I actually wrote up the manual version of this method here, until I ship it as a feature: how to track AI citations in 15 minutes a week
Curious, when you were doing this on the SEO side, were you finding prompt simulation reliable enough, or did you need something more systematic?
@galyna_arikh honestly, I don't love prompt simulation but it's the best we have (until OpenAI, for example, actually gives us analytics). Automating the prompt simulations helps, though. At Progress, we don't do it manually, we use a tool that simulates a set of prompts (after being given context about the company and personas) across popular LLM chatbots and then use the insight from these simulations to inform strategy (e.g., try to appear where ChatGPT got its information from for our prompts). The downside is we still don't know if this is how actual humans use the LLM but... well, again, it's the best we have.
@denitsapenchevavaltchanova Yeah, that "we don't know if this is how actual humans use the LLM" piece is a gap.
Interesting that you use a tool that simulates a set of prompts to figure out where ChatGPT pulled the source from, then try to appear there. That's smar, treating it as a competitive intel signal rather than a vanity metric.
Tracking is on my roadmap, but I want to build it differently from enterprise tools.
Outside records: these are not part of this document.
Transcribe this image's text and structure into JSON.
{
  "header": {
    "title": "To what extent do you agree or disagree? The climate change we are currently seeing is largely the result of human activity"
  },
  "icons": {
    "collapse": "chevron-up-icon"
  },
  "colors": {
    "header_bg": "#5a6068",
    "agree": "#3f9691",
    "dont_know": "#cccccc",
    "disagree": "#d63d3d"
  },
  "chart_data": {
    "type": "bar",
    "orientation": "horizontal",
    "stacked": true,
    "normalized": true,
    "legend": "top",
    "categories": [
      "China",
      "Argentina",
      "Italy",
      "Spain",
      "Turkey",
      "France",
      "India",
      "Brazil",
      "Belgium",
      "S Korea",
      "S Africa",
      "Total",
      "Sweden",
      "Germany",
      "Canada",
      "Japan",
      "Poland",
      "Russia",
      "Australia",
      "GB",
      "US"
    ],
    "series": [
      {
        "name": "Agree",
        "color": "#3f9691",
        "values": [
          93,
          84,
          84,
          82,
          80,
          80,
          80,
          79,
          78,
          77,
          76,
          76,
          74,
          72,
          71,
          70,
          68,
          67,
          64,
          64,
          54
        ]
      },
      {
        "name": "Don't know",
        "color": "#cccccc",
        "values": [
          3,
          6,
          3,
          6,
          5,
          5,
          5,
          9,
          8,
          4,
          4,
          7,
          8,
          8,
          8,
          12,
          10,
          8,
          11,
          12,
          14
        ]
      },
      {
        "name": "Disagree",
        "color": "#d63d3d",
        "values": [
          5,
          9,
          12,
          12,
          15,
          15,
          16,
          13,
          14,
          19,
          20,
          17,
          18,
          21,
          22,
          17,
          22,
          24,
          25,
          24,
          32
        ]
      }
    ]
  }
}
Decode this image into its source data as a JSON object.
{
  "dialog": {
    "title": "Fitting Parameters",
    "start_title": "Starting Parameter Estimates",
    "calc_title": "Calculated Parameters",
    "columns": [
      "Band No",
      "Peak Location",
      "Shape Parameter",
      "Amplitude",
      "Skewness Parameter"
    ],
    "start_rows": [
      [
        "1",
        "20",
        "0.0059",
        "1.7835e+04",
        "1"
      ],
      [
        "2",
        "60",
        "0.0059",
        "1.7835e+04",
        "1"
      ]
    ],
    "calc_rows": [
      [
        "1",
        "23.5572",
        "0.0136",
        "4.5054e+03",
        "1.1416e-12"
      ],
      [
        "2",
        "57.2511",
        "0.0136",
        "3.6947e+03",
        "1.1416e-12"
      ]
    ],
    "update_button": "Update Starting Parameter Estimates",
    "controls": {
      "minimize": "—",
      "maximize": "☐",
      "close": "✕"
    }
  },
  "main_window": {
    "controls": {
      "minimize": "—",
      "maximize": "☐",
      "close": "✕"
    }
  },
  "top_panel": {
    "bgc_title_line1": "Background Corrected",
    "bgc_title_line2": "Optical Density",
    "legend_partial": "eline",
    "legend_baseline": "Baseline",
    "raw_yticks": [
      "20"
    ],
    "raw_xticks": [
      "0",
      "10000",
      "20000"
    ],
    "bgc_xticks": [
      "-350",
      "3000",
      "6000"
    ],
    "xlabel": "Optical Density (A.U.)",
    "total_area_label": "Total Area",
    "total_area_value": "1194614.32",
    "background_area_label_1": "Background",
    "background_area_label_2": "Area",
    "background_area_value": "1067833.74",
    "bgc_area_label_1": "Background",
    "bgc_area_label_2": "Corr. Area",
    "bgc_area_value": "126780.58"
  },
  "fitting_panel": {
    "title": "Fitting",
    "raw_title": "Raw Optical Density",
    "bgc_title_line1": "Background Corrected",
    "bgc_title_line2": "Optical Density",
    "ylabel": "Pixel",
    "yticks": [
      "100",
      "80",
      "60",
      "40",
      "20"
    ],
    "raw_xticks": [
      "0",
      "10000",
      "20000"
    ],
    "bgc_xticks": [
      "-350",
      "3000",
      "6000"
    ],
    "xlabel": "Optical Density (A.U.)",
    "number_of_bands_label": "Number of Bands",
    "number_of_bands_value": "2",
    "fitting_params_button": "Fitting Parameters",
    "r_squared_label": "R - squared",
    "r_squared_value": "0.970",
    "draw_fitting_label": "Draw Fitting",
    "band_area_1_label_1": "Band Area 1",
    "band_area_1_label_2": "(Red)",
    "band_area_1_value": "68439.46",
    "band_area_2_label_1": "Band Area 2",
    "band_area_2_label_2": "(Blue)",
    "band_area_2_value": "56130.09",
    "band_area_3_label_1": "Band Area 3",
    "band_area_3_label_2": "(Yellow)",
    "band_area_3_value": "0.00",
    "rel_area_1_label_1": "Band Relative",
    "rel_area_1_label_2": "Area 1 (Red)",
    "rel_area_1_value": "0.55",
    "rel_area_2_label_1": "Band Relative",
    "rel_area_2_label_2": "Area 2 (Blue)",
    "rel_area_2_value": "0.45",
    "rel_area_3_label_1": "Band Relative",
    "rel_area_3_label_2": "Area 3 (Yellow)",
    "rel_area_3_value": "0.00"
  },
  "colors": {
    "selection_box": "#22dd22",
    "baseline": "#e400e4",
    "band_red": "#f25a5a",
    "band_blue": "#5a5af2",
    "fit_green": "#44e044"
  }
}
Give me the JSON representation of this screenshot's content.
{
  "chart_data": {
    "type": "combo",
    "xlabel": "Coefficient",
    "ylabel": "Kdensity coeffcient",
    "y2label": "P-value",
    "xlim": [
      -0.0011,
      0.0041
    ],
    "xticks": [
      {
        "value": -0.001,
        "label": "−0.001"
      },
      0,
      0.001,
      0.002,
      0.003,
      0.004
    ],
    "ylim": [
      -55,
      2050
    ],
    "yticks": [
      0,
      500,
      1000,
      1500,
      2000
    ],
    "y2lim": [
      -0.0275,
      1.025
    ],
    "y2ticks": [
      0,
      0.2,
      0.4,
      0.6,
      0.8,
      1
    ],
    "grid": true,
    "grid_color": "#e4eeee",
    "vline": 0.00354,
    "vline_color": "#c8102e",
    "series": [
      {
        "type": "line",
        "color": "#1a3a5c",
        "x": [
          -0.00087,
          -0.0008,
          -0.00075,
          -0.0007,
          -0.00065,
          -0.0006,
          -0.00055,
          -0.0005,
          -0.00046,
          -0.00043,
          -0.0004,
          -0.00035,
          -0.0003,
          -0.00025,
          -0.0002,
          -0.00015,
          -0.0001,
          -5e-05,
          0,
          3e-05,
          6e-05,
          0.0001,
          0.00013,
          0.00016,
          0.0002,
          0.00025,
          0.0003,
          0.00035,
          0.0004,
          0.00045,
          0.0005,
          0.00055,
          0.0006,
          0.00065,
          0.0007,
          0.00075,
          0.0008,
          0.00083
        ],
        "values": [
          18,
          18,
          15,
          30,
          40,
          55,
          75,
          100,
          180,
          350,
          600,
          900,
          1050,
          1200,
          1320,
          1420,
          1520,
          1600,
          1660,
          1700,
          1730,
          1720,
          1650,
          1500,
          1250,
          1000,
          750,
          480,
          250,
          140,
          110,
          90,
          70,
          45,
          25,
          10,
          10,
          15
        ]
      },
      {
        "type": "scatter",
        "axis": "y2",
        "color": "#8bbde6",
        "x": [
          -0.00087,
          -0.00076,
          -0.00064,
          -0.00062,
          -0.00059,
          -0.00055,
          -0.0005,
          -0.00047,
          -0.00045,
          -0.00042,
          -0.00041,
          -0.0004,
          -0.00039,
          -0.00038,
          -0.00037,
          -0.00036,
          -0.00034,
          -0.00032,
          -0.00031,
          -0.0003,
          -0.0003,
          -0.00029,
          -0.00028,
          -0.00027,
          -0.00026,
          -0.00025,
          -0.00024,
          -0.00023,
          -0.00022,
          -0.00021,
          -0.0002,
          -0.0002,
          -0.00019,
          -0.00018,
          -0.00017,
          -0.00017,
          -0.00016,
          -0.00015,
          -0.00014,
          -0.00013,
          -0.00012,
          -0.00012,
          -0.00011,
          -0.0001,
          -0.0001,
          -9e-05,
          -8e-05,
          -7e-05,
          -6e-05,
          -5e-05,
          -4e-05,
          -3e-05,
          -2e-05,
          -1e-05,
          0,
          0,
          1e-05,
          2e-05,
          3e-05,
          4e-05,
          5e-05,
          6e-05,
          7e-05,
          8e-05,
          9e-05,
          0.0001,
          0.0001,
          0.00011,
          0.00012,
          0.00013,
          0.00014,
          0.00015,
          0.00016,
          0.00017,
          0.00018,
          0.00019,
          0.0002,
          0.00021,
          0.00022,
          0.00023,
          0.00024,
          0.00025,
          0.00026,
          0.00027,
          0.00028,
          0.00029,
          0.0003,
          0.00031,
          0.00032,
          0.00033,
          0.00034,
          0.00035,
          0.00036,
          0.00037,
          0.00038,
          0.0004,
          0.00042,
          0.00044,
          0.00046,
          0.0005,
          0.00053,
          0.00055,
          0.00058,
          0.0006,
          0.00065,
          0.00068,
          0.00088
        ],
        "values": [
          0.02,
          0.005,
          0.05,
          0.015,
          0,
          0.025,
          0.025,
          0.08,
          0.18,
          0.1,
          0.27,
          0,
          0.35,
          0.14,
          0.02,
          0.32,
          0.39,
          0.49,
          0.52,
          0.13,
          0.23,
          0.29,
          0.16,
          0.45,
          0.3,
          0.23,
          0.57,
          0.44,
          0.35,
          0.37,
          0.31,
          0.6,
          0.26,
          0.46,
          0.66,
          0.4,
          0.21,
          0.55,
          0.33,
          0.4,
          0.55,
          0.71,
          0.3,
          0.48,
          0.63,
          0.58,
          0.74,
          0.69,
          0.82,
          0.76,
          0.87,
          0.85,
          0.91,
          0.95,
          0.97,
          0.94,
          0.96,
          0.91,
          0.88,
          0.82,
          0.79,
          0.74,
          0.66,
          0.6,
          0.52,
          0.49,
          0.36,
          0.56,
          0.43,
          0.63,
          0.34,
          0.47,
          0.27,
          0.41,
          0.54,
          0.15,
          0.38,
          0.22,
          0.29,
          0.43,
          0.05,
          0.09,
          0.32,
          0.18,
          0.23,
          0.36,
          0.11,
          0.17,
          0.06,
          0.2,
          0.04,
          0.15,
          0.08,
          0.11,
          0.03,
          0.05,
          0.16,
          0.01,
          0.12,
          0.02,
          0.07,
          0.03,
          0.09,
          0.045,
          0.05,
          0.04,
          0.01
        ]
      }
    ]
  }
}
For a solo founder with 5 hours a week, even a smart tool with hundreds of personas is too much. Looking at something lighter, maybe a small set of hand-picked prompts they care about + referral traffic patterns.
Long way to go though.
Hey Product Hunt 👋
Different AI engines cite different sources for the same query. ChatGPT, Perplexity and Google AI rarely agree, and most SEO tools optimize for Google rankings only. IvaBot checks both: how you rank in Google, and how AI engines see and cite you.
It is for small business sites, solo founders and content creators who want SEO insights without agency pricing. Pay as you go, no subscription.
Three tools:
• Core Audit: keyword positions, backlinks and technical SEO, with the trend over time
• AI Readiness: brand mentions, which prompts cite you, sentiment and the competitors showing up instead, across ChatGPT, Perplexity and Google AI. You can add your own prompts to track
• Content Builder: briefs and articles built from live SERP keywords
Everything now lives in a dashboard, so you track positions, backlinks, citations, mentions and prompts over time and refresh only the data you need. Free tier included, no card required.
I'm Galyna, a solo founder. I built this over the last months while learning as I went. It is still rough in places, and that is why I am asking: what is missing, what is confusing, what you would actually pay for.
Try free: ivabot.xyz










Thank you so much for this, Alex! Really happy to hear IvaBot has become part of your client workflow at the studio, that's exactly the kind of use case I built it for.
And you're absolutely right about the landing page. It needs work, especially on the creative and motion side. I'm actually preparing updates right now to make it clearer and easier to navigate as a client-facing front page. Your comment confirms I'm working on the right thing.
Really appreciate you taking the time to write such a thoughtful review.